Niddah: Seven Days: Over the course of seven panels an overprinted image emerges both reaching out and inaccessible. The last print shows a complete hand in black against a watery background, a visual reference to the tradition of ritual immersion that marks the completion of Niddah.

The Women Series: I reflect on how traditional women experience societal exclusion during their periods. The ghostlike images roughly flesh out each woman’s shape, their presence described by their absence. I gave these women a strong stance, unafraid and proud, yet their isolation is undeniable. Whether the isolation is societal or self-imposed it is unclear.

The Curses: These embroidered depictions show some of the physical manifestations of menstruants. The banners refer to a family coat of arms which displays negative sideffects with the pride that one hangs a family crest. At the bottom of every banner are bdikah cloths painted with abstractions. These are used by Jewish women to check for purity in the seven days following menses.

“Feminine Protection” by Ingrid Goldbloom Bloch

Ingrid Goldbloom Bloch

I love hardware stores. As a little girl, I would accompany my father on his errands and get lost in the aisles imagining all the things I could make from the bits and pieces I came across. Since that time, hardware stores have been the inspiration for many of the mixed-media sculptures I create. I see the beauty in common objects. Each bit and piece is a mini-sculpture to me. The shape of each singular object, the texture and the transformation of grouping small bits into a larger whole is what drives my art. By using everyday items and transforming them into something entirely different from their intended purpose, I try to draw the viewer in to take a closer look at materials and objects that ordinarily go unnoticed.

“Imbibe” by Lucy Madeline

 

Lucy Madeline

At the root of all my work is a fundamental belief in the power of image and an understanding of the body as the primary site of knowing the world. I see images and image making as a practice in magic as much as theory: I have found that by simply re-appropriating the female form through my work, I am able to simultaneously re-appropriate the female experience. I take back both personal cultural space through the making of alternative images of the abstract and literal female figure.

Working in painting, drawing, ephemeral sculpture, performance and video, I investigate the female body as it pertains to time, language and “other”. In my current work, I explore the contemporary implications of menstrual taboo, menstrual seclusion and menstrual rite in the context of everyday life.
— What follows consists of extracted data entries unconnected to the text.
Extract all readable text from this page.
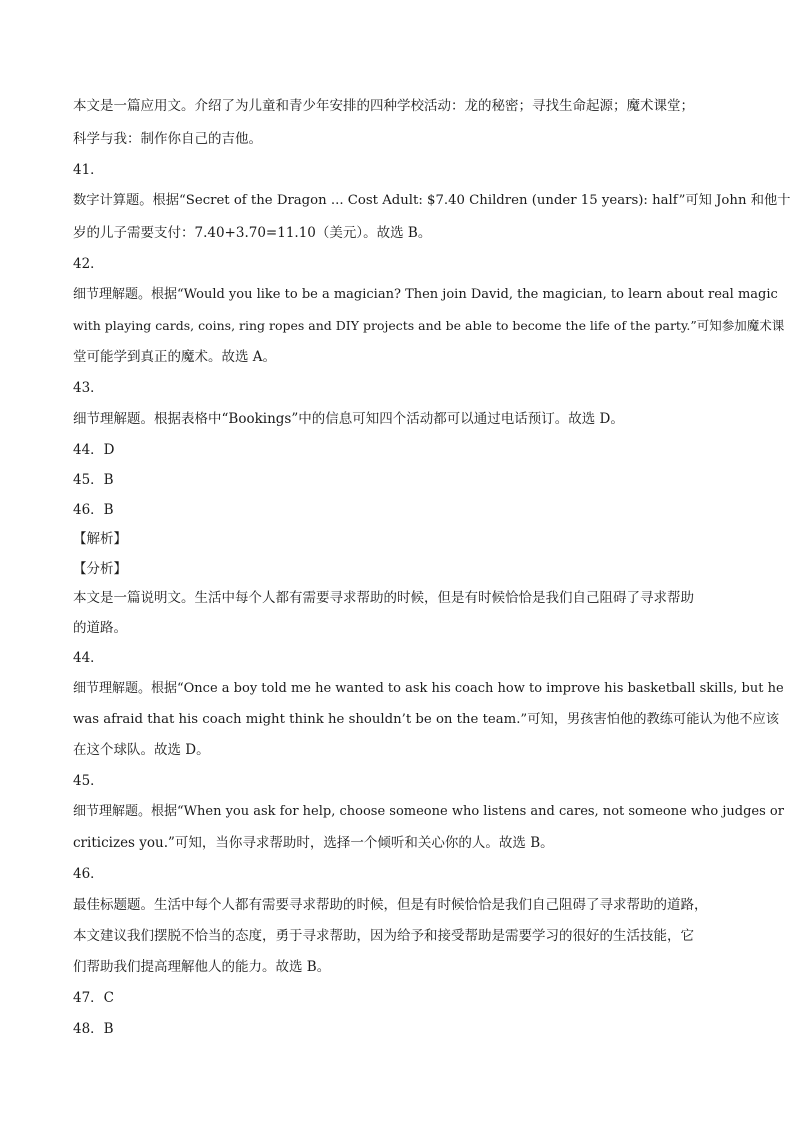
本文是一篇应用文。介绍了为儿童和青少年安排的四种学校活动：龙的秘密；寻找生命起源；魔术课堂；
科学与我：制作你自己的吉他。
41．
数字计算题。根据“Secret of the Dragon ... Cost Adult: $7.40 Children (under 15 years): half”可知 John 和他十
岁的儿子需要支付：7.40+3.70=11.10（美元）。故选 B。
42．
细节理解题。根据“Would you like to be a magician? Then join David, the magician, to learn about real magic
with playing cards, coins, ring ropes and DIY projects and be able to become the life of the party.”可知参加魔术课
堂可能学到真正的魔术。故选 A。
43．
细节理解题。根据表格中“Bookings”中的信息可知四个活动都可以通过电话预订。故选 D。
44．D
45．B
46．B
【解析】
【分析】
本文是一篇说明文。生活中每个人都有需要寻求帮助的时候，但是有时候恰恰是我们自己阻碍了寻求帮助
的道路。
44．
细节理解题。根据“Once a boy told me he wanted to ask his coach how to improve his basketball skills, but he
was afraid that his coach might think he shouldn’t be on the team.”可知，男孩害怕他的教练可能认为他不应该
在这个球队。故选 D。
45．
细节理解题。根据“When you ask for help, choose someone who listens and cares, not someone who judges or
criticizes you.”可知，当你寻求帮助时，选择一个倾听和关心你的人。故选 B。
46．
最佳标题题。生活中每个人都有需要寻求帮助的时候，但是有时候恰恰是我们自己阻碍了寻求帮助的道路，
本文建议我们摆脱不恰当的态度，勇于寻求帮助，因为给予和接受帮助是需要学习的很好的生活技能，它
们帮助我们提高理解他人的能力。故选 B。
47．C
48．B
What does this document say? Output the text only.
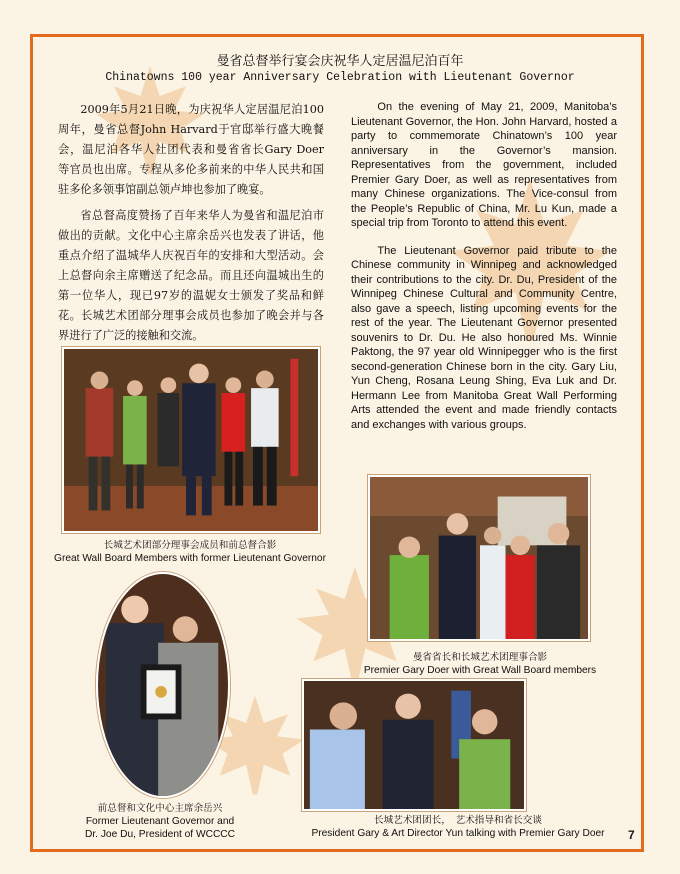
曼省总督举行宴会庆祝华人定居温尼泊百年
Chinatowns 100 year Anniversary Celebration with Lieutenant Governor

2009年5月21日晚，为庆祝华人定居温尼泊100周年，曼省总督John Harvard于官邸举行盛大晚餐会，温尼泊各华人社团代表和曼省省长Gary Doer　等官员也出席。专程从多伦多前来的中华人民共和国驻多伦多领事馆副总领卢坤也参加了晚宴。

省总督高度赞扬了百年来华人为曼省和温尼泊市做出的贡献。文化中心主席余岳兴也发表了讲话，他重点介绍了温城华人庆祝百年的安排和大型活动。会上总督向余主席赠送了纪念品。而且还向温城出生的第一位华人，现已97岁的温妮女士颁发了奖品和鲜花。长城艺术团部分理事会成员也参加了晚会并与各界进行了广泛的接触和交流。

On the evening of May 21, 2009, Manitoba’s Lieutenant Governor, the Hon. John Harvard, hosted a party to commemorate Chinatown’s 100 year anniversary in the Governor’s mansion. Representatives from the government, included Premier Gary Doer, as well as representatives from many Chinese organizations. The Vice-consul from the People’s Republic of China, Mr. Lu Kun, made a special trip from Toronto to attend this event.

The Lieutenant Governor paid tribute to the Chinese community in Winnipeg and acknowledged their contributions to the city. Dr. Du, President of the Winnipeg Chinese Cultural and Community Centre, also gave a speech, listing upcoming events for the rest of the year. The Lieutenant Governor presented souvenirs to Dr. Du. He also honoured Ms. Winnie Paktong, the 97 year old Winnipegger who is the first second-generation Chinese born in the city. Gary Liu, Yun Cheng, Rosana Leung Shing, Eva Luk and Dr. Hermann Lee from Manitoba Great Wall Performing Arts attended the event and made friendly contacts and exchanges with various groups.

长城艺术团部分理事会成员和前总督合影
Great Wall Board Members with former Lieutenant Governor
曼省省长和长城艺术团理事合影
Premier Gary Doer with Great Wall Board members
前总督和文化中心主席余岳兴
Former Lieutenant Governor and
Dr. Joe Du, President of WCCCC
长城艺术团团长，　艺术指导和省长交谈
President Gary & Art Director Yun talking with Premier Gary Doer	7
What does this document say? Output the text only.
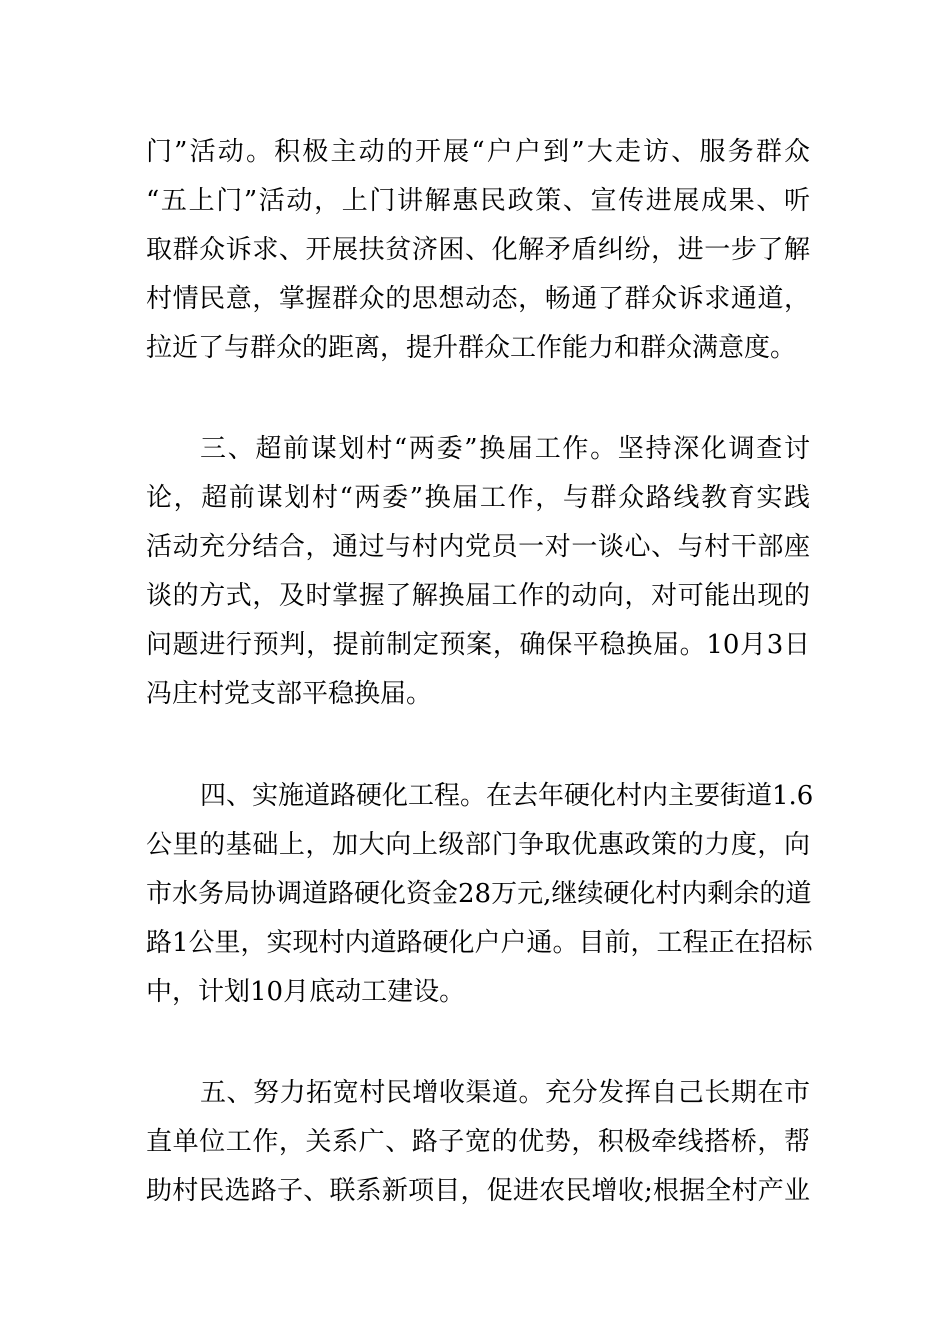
门”活动。积极主动的开展“户户到”大走访、服务群众

“五上门”活动，上门讲解惠民政策、宣传进展成果、听

取群众诉求、开展扶贫济困、化解矛盾纠纷，进一步了解

村情民意，掌握群众的思想动态，畅通了群众诉求通道，

拉近了与群众的距离，提升群众工作能力和群众满意度。

三、超前谋划村“两委”换届工作。坚持深化调查讨

论，超前谋划村“两委”换届工作，与群众路线教育实践

活动充分结合，通过与村内党员一对一谈心、与村干部座

谈的方式，及时掌握了解换届工作的动向，对可能出现的

问题进行预判，提前制定预案，确保平稳换届。10月3日

冯庄村党支部平稳换届。

四、实施道路硬化工程。在去年硬化村内主要街道1.6

公里的基础上，加大向上级部门争取优惠政策的力度，向

市水务局协调道路硬化资金28万元,继续硬化村内剩余的道

路1公里，实现村内道路硬化户户通。目前，工程正在招标

中，计划10月底动工建设。

五、努力拓宽村民增收渠道。充分发挥自己长期在市

直单位工作，关系广、路子宽的优势，积极牵线搭桥，帮

助村民选路子、联系新项目，促进农民增收;根据全村产业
I consider the body directly through the methodical collection of my own hair and blood. I sew my hair into paper, drawing various stages of cellular mitosis and the replication of mother cells into daughter cells, investigating ideas of time, genesis and the m(other)ness of the body. I also make objects out of primal materials of the earth: pinesap, pine needles, dirt, beeswax, clay and bone ash, using natural pigments like yellow ochre and iron oxide. I use these materials to both cast and sculpt the female form.
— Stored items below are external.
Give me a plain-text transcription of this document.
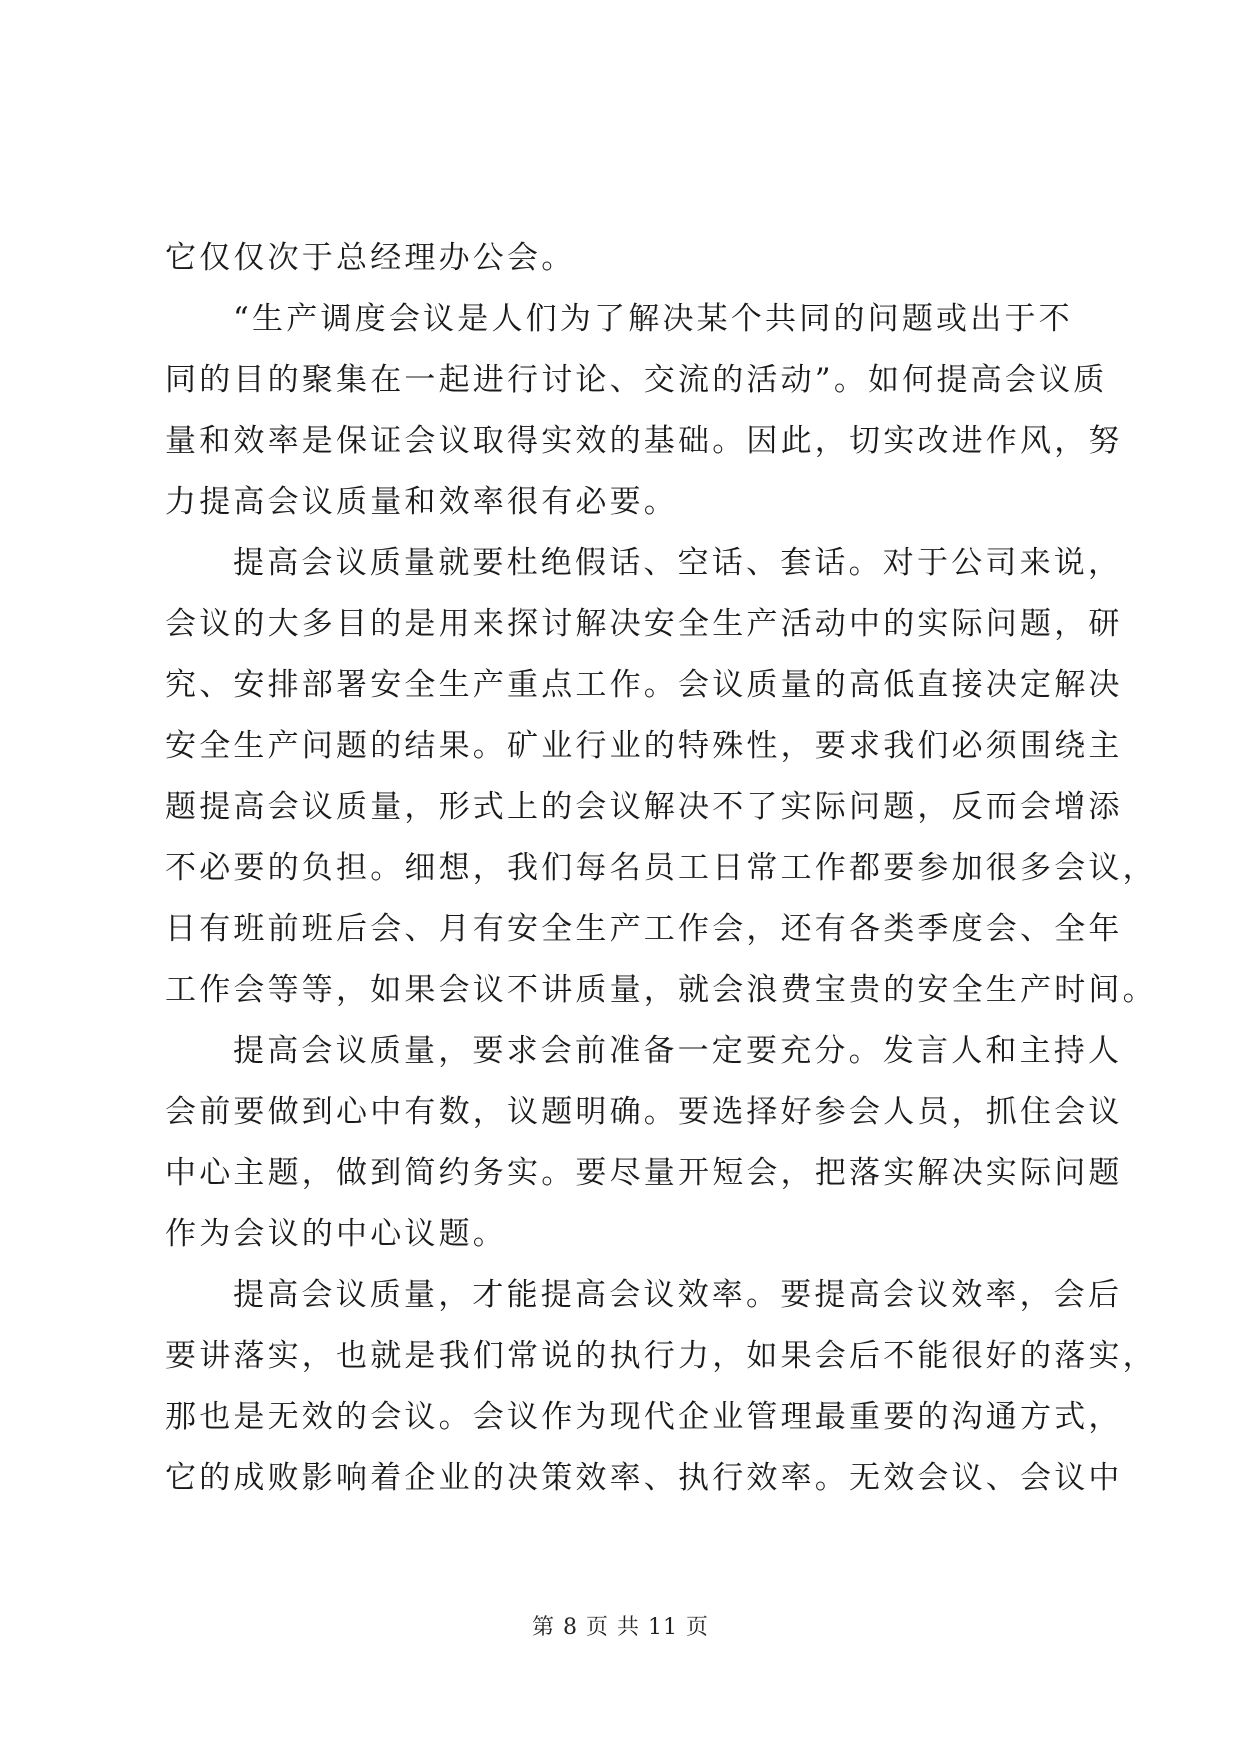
它仅仅次于总经理办公会。
“生产调度会议是人们为了解决某个共同的问题或出于不
同的目的聚集在一起进行讨论、交流的活动”。如何提高会议质
量和效率是保证会议取得实效的基础。因此，切实改进作风，努
力提高会议质量和效率很有必要。
提高会议质量就要杜绝假话、空话、套话。对于公司来说，
会议的大多目的是用来探讨解决安全生产活动中的实际问题，研
究、安排部署安全生产重点工作。会议质量的高低直接决定解决
安全生产问题的结果。矿业行业的特殊性，要求我们必须围绕主
题提高会议质量，形式上的会议解决不了实际问题，反而会增添
不必要的负担。细想，我们每名员工日常工作都要参加很多会议，
日有班前班后会、月有安全生产工作会，还有各类季度会、全年
工作会等等，如果会议不讲质量，就会浪费宝贵的安全生产时间。
提高会议质量，要求会前准备一定要充分。发言人和主持人
会前要做到心中有数，议题明确。要选择好参会人员，抓住会议
中心主题，做到简约务实。要尽量开短会，把落实解决实际问题
作为会议的中心议题。
提高会议质量，才能提高会议效率。要提高会议效率，会后
要讲落实，也就是我们常说的执行力，如果会后不能很好的落实，
那也是无效的会议。会议作为现代企业管理最重要的沟通方式，
它的成败影响着企业的决策效率、执行效率。无效会议、会议中
第 8 页 共 11 页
I am curious about the ritual aspects of form, object and image: how they can embody and impart mysteries and practices indigenous to the human species, especially forms located in the female body. I focus on areas of the body directly correlated to gender and female practices like nipples, breasts, blood, hair and ovaries.

 

“Correlations in Shame” by Kyle

Kyle

Kyle prefers to be called Kyle. Just Kyle. She made all of this “to deal.” She painted, sewed and stained these pieces to speak of what troubles her in her private mind. After years of dysphoria, she is coping and overcoming the hindrance of other people’s perception of her body and its functions. The use of menstrual blood in art has been part of that overcoming. In these pieces, she uses the external and internal of the body to explore craft and its relationship to gender. Through these menstrual images she hopes to create a relatable narrative about social conceptions of gender and menstruation. She extends an invitation to view these suspended moments to help others “to deal.”